C’est le cas, par exemple, du droit de reprographie qui autorise chacun à faire des photocopies à usage prive. Dans ce cas un système de « gestion collective » organisée par les sociétés de gestion est mis en œuvre. C’est par exemple le système de Reprobel (qui perçoit des droits - fixés dans un Arrêté royal - sur les photocopieurs mis en circulation et sur les photocopies réalisées par les usagers).

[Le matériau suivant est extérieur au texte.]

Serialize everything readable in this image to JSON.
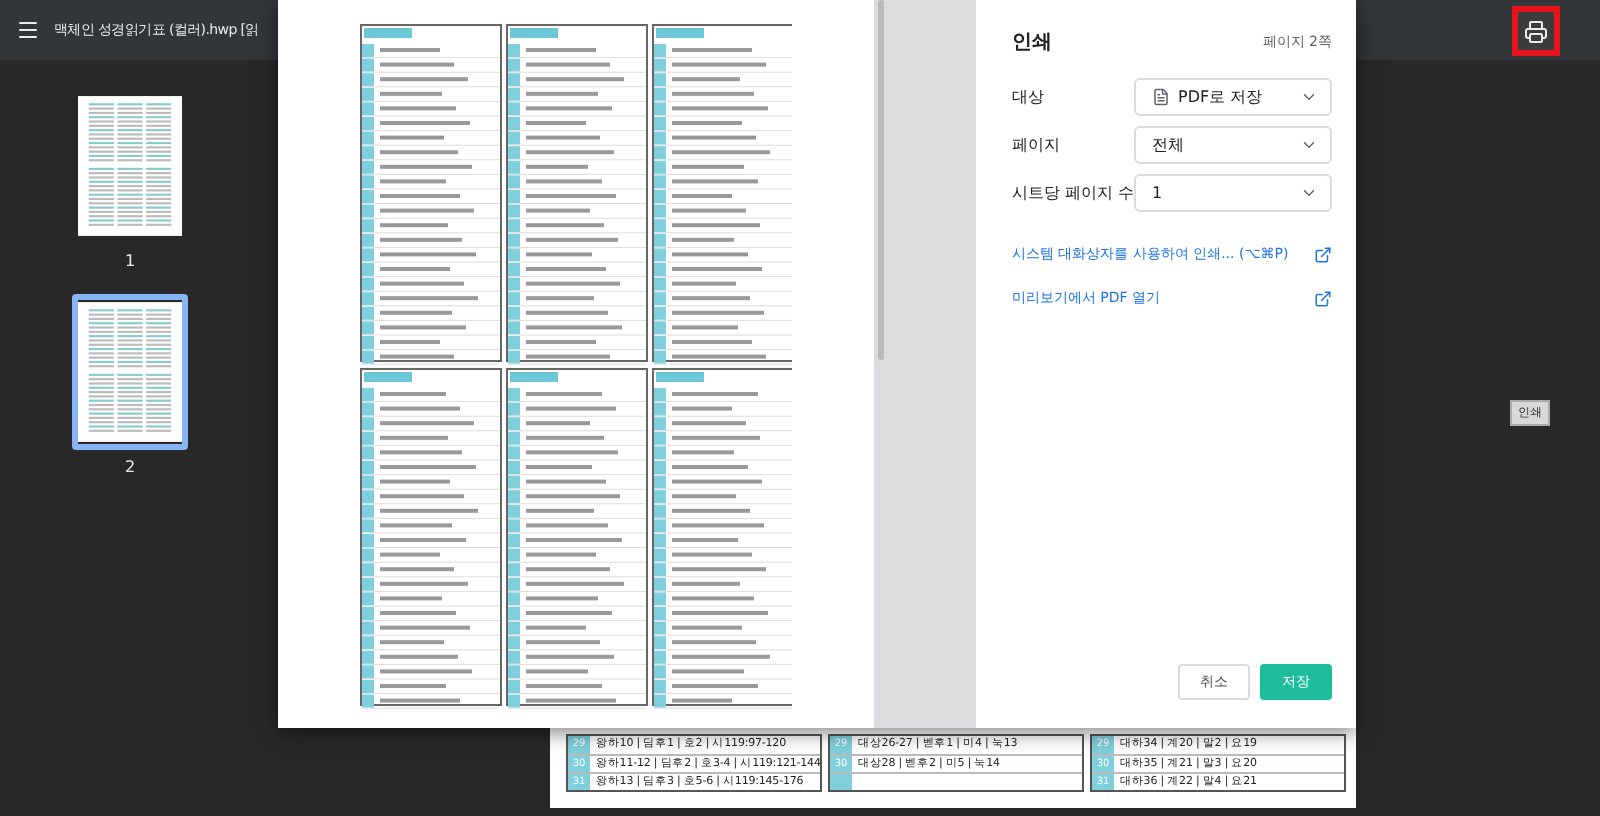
{
  "viewer": {
    "title": "맥체인 성경읽기표 (컬러).hwp [읽",
    "thumbnails": [
      {
        "label": "1",
        "selected": false
      },
      {
        "label": "2",
        "selected": true
      }
    ],
    "print_button": {
      "highlighted": true
    },
    "tooltip": "인쇄",
    "background_tables": [
      {
        "rows": [
          {
            "number": "29",
            "text": "왕하10 | 딤후1 | 호2 | 시119:97-120"
          },
          {
            "number": "30",
            "text": "왕하11-12 | 딤후2 | 호3-4 | 시119:121-144"
          },
          {
            "number": "31",
            "text": "왕하13 | 딤후3 | 호5-6 | 시119:145-176"
          }
        ]
      },
      {
        "rows": [
          {
            "number": "29",
            "text": "대상26-27 | 벧후1 | 미4 | 눅13"
          },
          {
            "number": "30",
            "text": "대상28 | 벧후2 | 미5 | 눅14"
          },
          {}
        ]
      },
      {
        "rows": [
          {
            "number": "29",
            "text": "대하34 | 계20 | 말2 | 요19"
          },
          {
            "number": "30",
            "text": "대하35 | 계21 | 말3 | 요20"
          },
          {
            "number": "31",
            "text": "대하36 | 계22 | 말4 | 요21"
          }
        ]
      }
    ]
  },
  "print_dialog": {
    "title": "인쇄",
    "page_count": "페이지 2쪽",
    "settings": [
      {
        "label": "대상",
        "value": "PDF로 저장",
        "kind": "destination"
      },
      {
        "label": "페이지",
        "value": "전체",
        "kind": "select"
      },
      {
        "label": "시트당 페이지 수",
        "value": "1",
        "kind": "select"
      }
    ],
    "links": [
      "시스템 대화상자를 사용하여 인쇄... (⌥⌘P)",
      "미리보기에서 PDF 열기"
    ],
    "buttons": [
      {
        "label": "취소",
        "kind": "secondary"
      },
      {
        "label": "저장",
        "kind": "primary"
      }
    ]
  }
}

C’est aussi le cas, par exemple, du « droit de copie privée dans le cercle de famille » (mis en œuvre par la société Auvibel) qui autorise chacun à faire, à usage privé, des copies d’œuvres (écrites, enregistrées ou filmées...) sur CD ou sur Dvd.
Toute ce qui précède porte essentiellement sur le droit patrimonial (dit aussi droit matériel, ou pécuniaire…).
Au-delà de tout cela, il y a encore le droit moral. Celui qui porte en quelque sorte sur l’éthique du métier, sur la qualité des oeuvres.
Concrètement, le droit moral comprend…
- Le droit de divulgation. Il veut en somme que l'auteur décide souverainement, en toutes circonstances, si son œuvre est achevée et si elle peut être communiquée au public. Il décide comment l'œuvre peut être divulguée.
- Le droit de paternité. Il précise que l'auteur, et lui seul, décide si l’œuvre doit être signée. De son nom ou d'un pseudonyme. Si elle doit rester anonyme. Et même s'il laisse un tiers la revendiquer à sa place.
- Le droit au respect de l'intégrité de l'œuvre. Il permet à l'auteur de s'opposer "à toute déformation, mutilation, modification", ou à "toute autre atteinte" à son œuvre qui serait faite sans son consentement. Et cela même après que l'auteur ait renoncé à l'exercice d'une partie de ses droits moraux.
Le droit moral est "inaliénable" selon la loi. Mais si l'auteur peut y renoncer, ou le céder, ce n'est que dans une certaine limite : "la renonciation globale à l'exercice futur de ce droit est nulle", dit la loi.